OBJECTIF SOINS n° 0288 du 31/08/2022

 

Conditions de travail

ACTUALITÉS

Anne Lise Favier

  

Plus d’un salarié de l’hôpital sur deux a travaillé dans des services consacrés à la prise en charge des patients atteints de Covid-19. C’est dire l’ampleur de la crise et l’implication du personnel hospitalier. Une étude de la Drees livre quelques enseignements.

De mars 2020 à l’été 2021, l’hôpital était en apnée : plus de la moitié de son personnel a en effet été mobilisé pour la gestion de la crise sanitaire, selon une nouvelle étude* de la Direction de la recherche, des études, de l’évaluation et des statistiques (Drees). La part de ces personnes est un peu plus importante à l’hôpital public (53 %) qu’en clinique privée (45 %) et se répartit principalement dans trois corps de métiers : les médecins (mobilisés à 65 %), les aides-soignantes (60 %) et les infirmières et sages-femmes (59 %). La moitié des agents d’entretien a également été entièrement dévolue à la gestion de la crise sanitaire et un peu plus d’un quart des personnels administratifs.

Une surcharge dans toutes les strates

Parmi le personnel mobilisé, nombreux ont été ceux qui ont changé de service pour aller apporter du renfort là où il le fallait : la Drees estime qu’un personnel sur cinq a changé de service entre mars 2020 et l’été 2021, les infirmières et sages-femmes ainsi que les médecins étant les plus concernés par ce phénomène. Près de 70 % des salariés du secteur hospitalier ont connu un surcroît de travail, une situation qui était particulièrement prégnante chez les médecins et infirmières, mais également chez les agents d’entretien. Ceci s’explique aisément par les mesures d’hygiène drastiques requises pour le bon fonctionnement de ces services. Cette surcharge s’est également retrouvée chez les personnels administratifs : en l’absence de visite des familles, ils ont parfois dû se faire le relais auprès des patients, mais aussi répondre aux besoins en matériel et personnel et assurer en partie l’organisation.

Impact sur les services

Hors unité Covid, l’hôpital a aussi subi des surcharges de travail dans d’autres services, conséquence directe de la crise : ainsi les psychologues et psychothérapeutes ont été touchés aux deux tiers par une augmentation de leur charge de travail s’expliquant aisément par l’augmentation des syndromes dépressifs. Crise sanitaire oblige, le déploiement des plans blancs a également mobilisé des professionnels en vacances : 26 % du personnel hospitalier déclare avoir été incité à reprendre le travail, 36 % dans les services Covid.
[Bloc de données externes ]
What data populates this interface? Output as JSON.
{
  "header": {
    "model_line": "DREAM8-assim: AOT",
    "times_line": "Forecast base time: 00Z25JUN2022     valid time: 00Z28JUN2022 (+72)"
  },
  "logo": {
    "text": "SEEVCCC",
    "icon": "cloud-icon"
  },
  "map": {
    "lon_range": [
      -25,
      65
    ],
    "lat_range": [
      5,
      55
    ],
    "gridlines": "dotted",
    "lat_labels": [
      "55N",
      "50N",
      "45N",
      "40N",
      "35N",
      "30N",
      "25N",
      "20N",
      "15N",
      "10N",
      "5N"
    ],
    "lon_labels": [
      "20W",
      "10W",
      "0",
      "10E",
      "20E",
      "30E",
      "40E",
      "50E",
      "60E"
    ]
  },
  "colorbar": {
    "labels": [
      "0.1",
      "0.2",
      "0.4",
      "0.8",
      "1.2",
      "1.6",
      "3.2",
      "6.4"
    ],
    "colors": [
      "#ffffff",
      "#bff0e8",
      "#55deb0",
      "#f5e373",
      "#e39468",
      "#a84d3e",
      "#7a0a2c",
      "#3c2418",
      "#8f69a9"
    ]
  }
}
Une incitation qui allait même plus loin, puisque 19 % des personnels hospitaliers ont subi cette pression alors qu’ils étaient malades du Covid, ce chiffre atteignant près d’un quart dans les services accueillant des patients Covid.

Très forte charge émotionnelle

En plus de la charge de travail supplémentaire globale, le personnel hospitalier relève une charge émotionnelle plus importante qu’à l’accoutumée : en raison des consignes sanitaires strictes concernant les visites et avec le confinement, le personnel hospitalier a souvent dû pallier l’absence de visiteurs pour les malades en leur apportant du soutien, même dans certaines situations critiques : cette charge incombait, pendant la crise sanitaire, le plus souvent aux infirmières, sages-femmes et aides-soignantes : 61% d’entre elles ont déclaré avoir davantage accompagné leurs patients. Une présence qui n’a pas été sans conséquence : 32 % du personnel ont déclaré qu’ils leur était arrivé souvent, voire tous les jours, d’être bouleversé, secoué, ému par la situation. Les soignants étaient aussi impactés par la situation à titre personnel, craignant pour leur santé : l’absence ou le rationnement d’équipement de protection individuelle a sans doute été grandement responsable de cette situation. Malgré cela, 89 % d’entre eux ont continué à travailler pour ne pas nuire à l’équipe avec laquelle ils collaboraient. Dernier point observé dans cette étude, la forte adaptabilité du personnel : 22 % des personnes interrogées ont en effet déclaré avoir fait très souvent des choses qu’elles n’avait jamais faites et 27 % estiment avoir travaillé avec beaucoup plus d’autonomie. Cette situation a toutefois apporté des désaccords et des tensions dans les équipes, peu ou prou de reconnaissance, entraînant un ras-le-bol : seulement la moitié des salariés hospitaliers se sent désormais capable de poursuivre le même travail jusqu’à la retraite, conclut l’étude.

  • *Cette étude a été menée sur la base de l’enquête Epicov, une vaste enquête statistique sur l’état de santé et les conditions de vie en lien avec l’épidémie due au coronavirus, avec 85 000 répondants dont 2900 salariés du secteur hospitalier.